Search code examples
exceltext-miningdata-analysisvba

Text Mining - What is the best way to mine descriptive excel sheet data


I have university placement data pulled from databases in excel sheet. I need to text mine the job description offered by companies, which is a descriptive field for all the rows and then come up with the analysis of profiles in demand. Here is a snapshot of the data enter image description here

Could anyone help me to kick start this activity?

Thanks Saurabh


Solution

  • I am not a data expert but I have some data mining experience. I would try following these steps for starters:

    1. Excel is not a good for such an analysis. Find some tool dedicated to data mining e.g. RStudio. R has many useful out-of-the-box algorithms for data mining.

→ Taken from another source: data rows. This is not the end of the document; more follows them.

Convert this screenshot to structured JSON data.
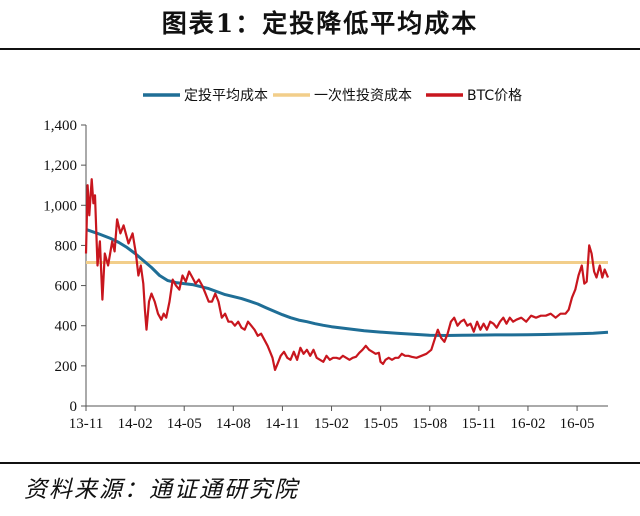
{
  "title": "图表1：定投降低平均成本",
  "source": "资料来源：通证通研究院",
  "chart_data": {
    "type": "line",
    "ylim": [
      0,
      1400
    ],
    "yticks": [
      0,
      200,
      400,
      600,
      800,
      1000,
      1200,
      1400
    ],
    "ytick_labels": [
      "0",
      "200",
      "400",
      "600",
      "800",
      "1,000",
      "1,200",
      "1,400"
    ],
    "xtick_labels": [
      "13-11",
      "14-02",
      "14-05",
      "14-08",
      "14-11",
      "15-02",
      "15-05",
      "15-08",
      "15-11",
      "16-02",
      "16-05"
    ],
    "x_range": [
      0,
      31.9
    ],
    "grid": false,
    "legend_position": "top",
    "series": [
      {
        "name": "定投平均成本",
        "color": "#1F6E96",
        "points": [
          [
            0,
            880
          ],
          [
            0.7,
            860
          ],
          [
            1.5,
            835
          ],
          [
            2,
            815
          ],
          [
            2.5,
            790
          ],
          [
            3,
            760
          ],
          [
            3.5,
            725
          ],
          [
            4,
            690
          ],
          [
            4.5,
            650
          ],
          [
            5,
            625
          ],
          [
            5.5,
            615
          ],
          [
            6,
            610
          ],
          [
            6.5,
            605
          ],
          [
            7,
            595
          ],
          [
            7.5,
            585
          ],
          [
            8,
            570
          ],
          [
            8.5,
            555
          ],
          [
            9,
            545
          ],
          [
            9.5,
            535
          ],
          [
            10,
            522
          ],
          [
            10.5,
            508
          ],
          [
            11,
            490
          ],
          [
            11.5,
            472
          ],
          [
            12,
            455
          ],
          [
            12.5,
            440
          ],
          [
            13,
            428
          ],
          [
            13.5,
            420
          ],
          [
            14,
            410
          ],
          [
            14.5,
            402
          ],
          [
            15,
            395
          ],
          [
            16,
            385
          ],
          [
            17,
            375
          ],
          [
            18,
            368
          ],
          [
            19,
            362
          ],
          [
            20,
            357
          ],
          [
            21,
            352
          ],
          [
            22,
            351
          ],
          [
            23,
            352
          ],
          [
            24,
            353
          ],
          [
            25,
            354
          ],
          [
            26,
            354
          ],
          [
            27,
            355
          ],
          [
            28,
            356
          ],
          [
            29,
            358
          ],
          [
            30,
            360
          ],
          [
            31,
            362
          ],
          [
            31.9,
            367
          ]
        ]
      },
      {
        "name": "一次性投资成本",
        "color": "#F2CE8A",
        "points": [
          [
            0,
            715
          ],
          [
            31.9,
            715
          ]
        ]
      },
      {
        "name": "BTC价格",
        "color": "#C8161E",
        "points": [
          [
            0,
            760
          ],
          [
            0.1,
            1100
          ],
          [
            0.2,
            950
          ],
          [
            0.35,
            1130
          ],
          [
            0.45,
            1010
          ],
          [
            0.55,
            1050
          ],
          [
            0.7,
            700
          ],
          [
            0.85,
            820
          ],
          [
            1,
            530
          ],
          [
            1.15,
            760
          ],
          [
            1.35,
            700
          ],
          [
            1.6,
            820
          ],
          [
            1.75,
            770
          ],
          [
            1.9,
            930
          ],
          [
            2.1,
            860
          ],
          [
            2.3,
            900
          ],
          [
            2.6,
            810
          ],
          [
            2.85,
            860
          ],
          [
            3.05,
            760
          ],
          [
            3.2,
            650
          ],
          [
            3.35,
            700
          ],
          [
            3.5,
            610
          ],
          [
            3.6,
            480
          ],
          [
            3.7,
            380
          ],
          [
            3.85,
            520
          ],
          [
            4,
            560
          ],
          [
            4.2,
            520
          ],
          [
            4.4,
            460
          ],
          [
            4.6,
            430
          ],
          [
            4.75,
            460
          ],
          [
            4.9,
            440
          ],
          [
            5.1,
            520
          ],
          [
            5.3,
            630
          ],
          [
            5.5,
            600
          ],
          [
            5.7,
            580
          ],
          [
            5.9,
            650
          ],
          [
            6.1,
            620
          ],
          [
            6.3,
            670
          ],
          [
            6.5,
            640
          ],
          [
            6.7,
            610
          ],
          [
            6.9,
            630
          ],
          [
            7.1,
            600
          ],
          [
            7.3,
            560
          ],
          [
            7.5,
            520
          ],
          [
            7.7,
            520
          ],
          [
            7.9,
            560
          ],
          [
            8.1,
            520
          ],
          [
            8.3,
            440
          ],
          [
            8.5,
            460
          ],
          [
            8.7,
            420
          ],
          [
            8.9,
            420
          ],
          [
            9.1,
            400
          ],
          [
            9.3,
            420
          ],
          [
            9.5,
            390
          ],
          [
            9.7,
            380
          ],
          [
            9.9,
            420
          ],
          [
            10.1,
            400
          ],
          [
            10.3,
            380
          ],
          [
            10.5,
            350
          ],
          [
            10.7,
            360
          ],
          [
            10.9,
            330
          ],
          [
            11.1,
            300
          ],
          [
            11.3,
            260
          ],
          [
            11.4,
            240
          ],
          [
            11.55,
            180
          ],
          [
            11.7,
            210
          ],
          [
            11.9,
            250
          ],
          [
            12.1,
            270
          ],
          [
            12.3,
            240
          ],
          [
            12.5,
            230
          ],
          [
            12.7,
            270
          ],
          [
            12.9,
            230
          ],
          [
            13.1,
            290
          ],
          [
            13.3,
            260
          ],
          [
            13.5,
            280
          ],
          [
            13.7,
            250
          ],
          [
            13.9,
            280
          ],
          [
            14.1,
            240
          ],
          [
            14.3,
            230
          ],
          [
            14.5,
            220
          ],
          [
            14.7,
            250
          ],
          [
            14.9,
            230
          ],
          [
            15.1,
            240
          ],
          [
            15.3,
            240
          ],
          [
            15.5,
            235
          ],
          [
            15.7,
            250
          ],
          [
            15.9,
            240
          ],
          [
            16.1,
            230
          ],
          [
            16.3,
            240
          ],
          [
            16.5,
            245
          ],
          [
            16.7,
            265
          ],
          [
            16.9,
            280
          ],
          [
            17.1,
            300
          ],
          [
            17.3,
            280
          ],
          [
            17.5,
            270
          ],
          [
            17.7,
            260
          ],
          [
            17.9,
            265
          ],
          [
            18,
            220
          ],
          [
            18.15,
            210
          ],
          [
            18.3,
            230
          ],
          [
            18.5,
            240
          ],
          [
            18.7,
            230
          ],
          [
            18.9,
            240
          ],
          [
            19.1,
            240
          ],
          [
            19.3,
            260
          ],
          [
            19.5,
            250
          ],
          [
            19.7,
            250
          ],
          [
            19.9,
            245
          ],
          [
            20.2,
            240
          ],
          [
            20.5,
            250
          ],
          [
            20.8,
            260
          ],
          [
            21.1,
            280
          ],
          [
            21.3,
            330
          ],
          [
            21.5,
            380
          ],
          [
            21.7,
            340
          ],
          [
            21.9,
            320
          ],
          [
            22.1,
            360
          ],
          [
            22.3,
            420
          ],
          [
            22.5,
            440
          ],
          [
            22.7,
            400
          ],
          [
            22.9,
            420
          ],
          [
            23.1,
            430
          ],
          [
            23.3,
            400
          ],
          [
            23.5,
            410
          ],
          [
            23.7,
            370
          ],
          [
            23.9,
            420
          ],
          [
            24.1,
            380
          ],
          [
            24.3,
            410
          ],
          [
            24.5,
            380
          ],
          [
            24.7,
            420
          ],
          [
            24.9,
            410
          ],
          [
            25.1,
            390
          ],
          [
            25.3,
            420
          ],
          [
            25.5,
            440
          ],
          [
            25.7,
            410
          ],
          [
            25.9,
            440
          ],
          [
            26.1,
            420
          ],
          [
            26.3,
            430
          ],
          [
            26.6,
            440
          ],
          [
            26.9,
            420
          ],
          [
            27.2,
            450
          ],
          [
            27.5,
            440
          ],
          [
            27.8,
            450
          ],
          [
            28.1,
            450
          ],
          [
            28.4,
            460
          ],
          [
            28.7,
            440
          ],
          [
            29,
            460
          ],
          [
            29.3,
            460
          ],
          [
            29.5,
            480
          ],
          [
            29.7,
            540
          ],
          [
            29.9,
            580
          ],
          [
            30.1,
            650
          ],
          [
            30.3,
            700
          ],
          [
            30.45,
            610
          ],
          [
            30.6,
            620
          ],
          [
            30.75,
            800
          ],
          [
            30.9,
            760
          ],
          [
            31.05,
            670
          ],
          [
            31.2,
            640
          ],
          [
            31.4,
            700
          ],
          [
            31.55,
            640
          ],
          [
            31.7,
            680
          ],
          [
            31.9,
            640
          ]
        ]
      }
    ]
  }
}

    2. Cleanse the data e.g. all texts to lower case, remove stop words, remove punctuation, remove additional white spaces.

    3. Tokenize the data e.g. 1 word tokens - "finance", "bachelor"

    4. Decide on how you will assert if a certain profile is in demand or not? If by profile you mean that you need the information on the frequency of certain tokens appearing in the data more often then others e.g. "finance", "bachelor" etc. then simply create a frequency matrix. R allows you to create a visualisation of this - Word Clouds.

    This is to start you off :). I am sure there is much more to be suggested in this matter.